Bermodal Berani dan Ulet, Buka Warung di Negeri Orang

Asap tampak mengepul di atas tempat memanggang. Dari jauh tercium wangi khas sate yang sudah matang dibakar. Ketika didekati terdengar suara mendesis dari minyak yang menetes ke besi pemanggang. Beberapa tusuk sate ayam terletak di piring dari daun palem bersama acar. Semerbak saus kacang tambah menguatkan rasa lapar dan rasa rindu akan tanah air.

“Selamat siang, Bu,” kata Jeannette Carbonaro dengan ramah, dari balik konter di kiosk street food miliknya. Di pojok konter berdiri sebuah wayang golek dan sebuah pot anggrek berwarna merah jambu. “Saya juga buat sambal sendiri,” katanya sambil menunjuk ke sebuah botol di atas konter dan menambahkan, “silahkan coba!”

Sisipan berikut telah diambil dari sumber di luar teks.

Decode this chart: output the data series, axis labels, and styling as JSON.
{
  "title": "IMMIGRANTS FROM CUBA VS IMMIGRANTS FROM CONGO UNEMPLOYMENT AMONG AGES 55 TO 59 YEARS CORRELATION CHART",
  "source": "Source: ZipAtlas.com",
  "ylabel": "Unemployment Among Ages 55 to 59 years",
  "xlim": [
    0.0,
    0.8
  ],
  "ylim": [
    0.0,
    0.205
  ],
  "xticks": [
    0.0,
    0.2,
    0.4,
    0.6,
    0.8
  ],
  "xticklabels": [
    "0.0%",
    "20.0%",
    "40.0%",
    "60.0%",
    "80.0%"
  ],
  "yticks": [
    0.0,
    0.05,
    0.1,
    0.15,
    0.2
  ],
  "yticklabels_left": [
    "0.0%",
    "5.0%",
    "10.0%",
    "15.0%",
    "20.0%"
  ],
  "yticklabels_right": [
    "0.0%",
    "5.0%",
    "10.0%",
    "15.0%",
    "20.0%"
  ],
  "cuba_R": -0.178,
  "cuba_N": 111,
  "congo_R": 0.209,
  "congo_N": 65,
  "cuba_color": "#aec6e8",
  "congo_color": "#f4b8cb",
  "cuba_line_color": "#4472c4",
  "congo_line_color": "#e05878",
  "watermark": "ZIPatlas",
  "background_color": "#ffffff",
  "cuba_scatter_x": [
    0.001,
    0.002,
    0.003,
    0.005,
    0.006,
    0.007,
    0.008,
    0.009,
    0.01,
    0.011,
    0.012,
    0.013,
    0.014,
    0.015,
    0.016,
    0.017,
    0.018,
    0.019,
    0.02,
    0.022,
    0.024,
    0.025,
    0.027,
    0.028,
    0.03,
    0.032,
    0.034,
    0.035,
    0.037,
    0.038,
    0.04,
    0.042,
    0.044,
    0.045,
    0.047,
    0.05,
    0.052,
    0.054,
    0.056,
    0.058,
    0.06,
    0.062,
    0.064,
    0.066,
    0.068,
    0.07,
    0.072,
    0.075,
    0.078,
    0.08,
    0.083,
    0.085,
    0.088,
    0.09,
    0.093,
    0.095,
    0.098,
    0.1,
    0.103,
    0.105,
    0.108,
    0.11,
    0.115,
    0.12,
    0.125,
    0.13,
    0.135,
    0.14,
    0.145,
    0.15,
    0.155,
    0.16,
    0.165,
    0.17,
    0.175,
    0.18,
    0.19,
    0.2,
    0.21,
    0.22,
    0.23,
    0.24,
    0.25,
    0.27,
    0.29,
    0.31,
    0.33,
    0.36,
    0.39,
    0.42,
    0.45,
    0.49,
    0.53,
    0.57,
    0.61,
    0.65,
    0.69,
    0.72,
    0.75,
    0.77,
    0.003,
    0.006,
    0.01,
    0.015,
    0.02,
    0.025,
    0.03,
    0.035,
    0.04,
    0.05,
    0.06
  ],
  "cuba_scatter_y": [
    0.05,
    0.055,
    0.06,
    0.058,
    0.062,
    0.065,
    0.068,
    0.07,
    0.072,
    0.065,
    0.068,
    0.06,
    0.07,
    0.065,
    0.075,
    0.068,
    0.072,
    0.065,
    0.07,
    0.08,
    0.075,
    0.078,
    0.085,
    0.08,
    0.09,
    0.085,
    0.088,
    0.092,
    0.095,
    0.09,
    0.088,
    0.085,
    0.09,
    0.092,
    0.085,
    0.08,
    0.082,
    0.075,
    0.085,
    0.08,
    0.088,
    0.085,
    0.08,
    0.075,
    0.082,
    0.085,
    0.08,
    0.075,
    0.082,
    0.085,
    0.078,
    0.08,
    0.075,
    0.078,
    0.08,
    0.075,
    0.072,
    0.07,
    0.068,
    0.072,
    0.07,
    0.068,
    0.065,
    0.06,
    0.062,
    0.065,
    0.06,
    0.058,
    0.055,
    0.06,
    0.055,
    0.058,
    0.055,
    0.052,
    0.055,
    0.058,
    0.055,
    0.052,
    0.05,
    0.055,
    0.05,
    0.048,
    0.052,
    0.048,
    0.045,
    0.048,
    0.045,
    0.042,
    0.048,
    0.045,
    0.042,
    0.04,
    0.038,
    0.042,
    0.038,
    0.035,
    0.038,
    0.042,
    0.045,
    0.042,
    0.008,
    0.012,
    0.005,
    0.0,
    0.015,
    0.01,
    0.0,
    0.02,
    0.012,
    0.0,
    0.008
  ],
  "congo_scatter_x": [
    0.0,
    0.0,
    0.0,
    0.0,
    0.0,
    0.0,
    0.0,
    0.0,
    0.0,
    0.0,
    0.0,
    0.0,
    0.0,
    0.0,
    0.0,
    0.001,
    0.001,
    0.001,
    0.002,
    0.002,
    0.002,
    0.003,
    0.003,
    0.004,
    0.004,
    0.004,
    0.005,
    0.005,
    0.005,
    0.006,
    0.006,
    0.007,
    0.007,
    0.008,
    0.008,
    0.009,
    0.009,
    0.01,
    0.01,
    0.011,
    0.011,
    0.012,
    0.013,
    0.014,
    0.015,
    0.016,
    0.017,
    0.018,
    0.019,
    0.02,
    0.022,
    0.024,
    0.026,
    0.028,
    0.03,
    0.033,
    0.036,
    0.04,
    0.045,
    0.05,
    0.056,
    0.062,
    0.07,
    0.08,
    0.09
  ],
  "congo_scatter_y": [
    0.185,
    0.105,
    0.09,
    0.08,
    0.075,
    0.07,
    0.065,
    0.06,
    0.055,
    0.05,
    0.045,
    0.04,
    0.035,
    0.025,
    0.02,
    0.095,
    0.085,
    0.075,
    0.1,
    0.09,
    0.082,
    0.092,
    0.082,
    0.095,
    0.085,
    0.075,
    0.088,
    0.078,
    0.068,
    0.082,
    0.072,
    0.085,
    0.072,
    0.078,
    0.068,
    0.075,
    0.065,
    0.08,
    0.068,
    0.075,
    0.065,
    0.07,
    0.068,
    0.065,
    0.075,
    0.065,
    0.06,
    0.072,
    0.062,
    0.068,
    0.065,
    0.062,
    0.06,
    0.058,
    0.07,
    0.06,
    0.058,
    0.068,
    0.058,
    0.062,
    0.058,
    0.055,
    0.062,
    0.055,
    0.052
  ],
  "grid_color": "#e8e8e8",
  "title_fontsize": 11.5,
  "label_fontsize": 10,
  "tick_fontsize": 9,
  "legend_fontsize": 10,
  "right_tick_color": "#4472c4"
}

Di sebelah botol berisi sambal terletak setumpuk kartu namanya. Di atasnya tertera Mama Kocht für Dich, yang artinya: ibu memasak untuk kamu. Nama judi roulette online itu juga bisa ditemukan di jejaring sosial Facebook, Instagram dan TikTok. Tentu saja, ia juga punya situs bisnis dengan nama sama.

Jeannette Carbonaro lahir di Makasar. Nama kelahirannya Jeannette Goudsmit. Ayahnya berdarah Belanda dan Afrika, sementara ibunya berasal dari Gorontalo.

Bermodal Berani dan Ulet

1965 ia bersama ayah-ibu dan saudara-saudaranya pindah ke Belanda. Sejak 1950 semua kakak ayahnya sudah bermukim di Belanda. Tapi ibu dari Jeannette tidak mau pindah ke Belanda, karena hanya dia sendiri yang orang Indonesia sepenuhnya. Istri dari saudara-saudara ayahnya semua separuh berdarah Indonesia dan separuh lagi Belanda.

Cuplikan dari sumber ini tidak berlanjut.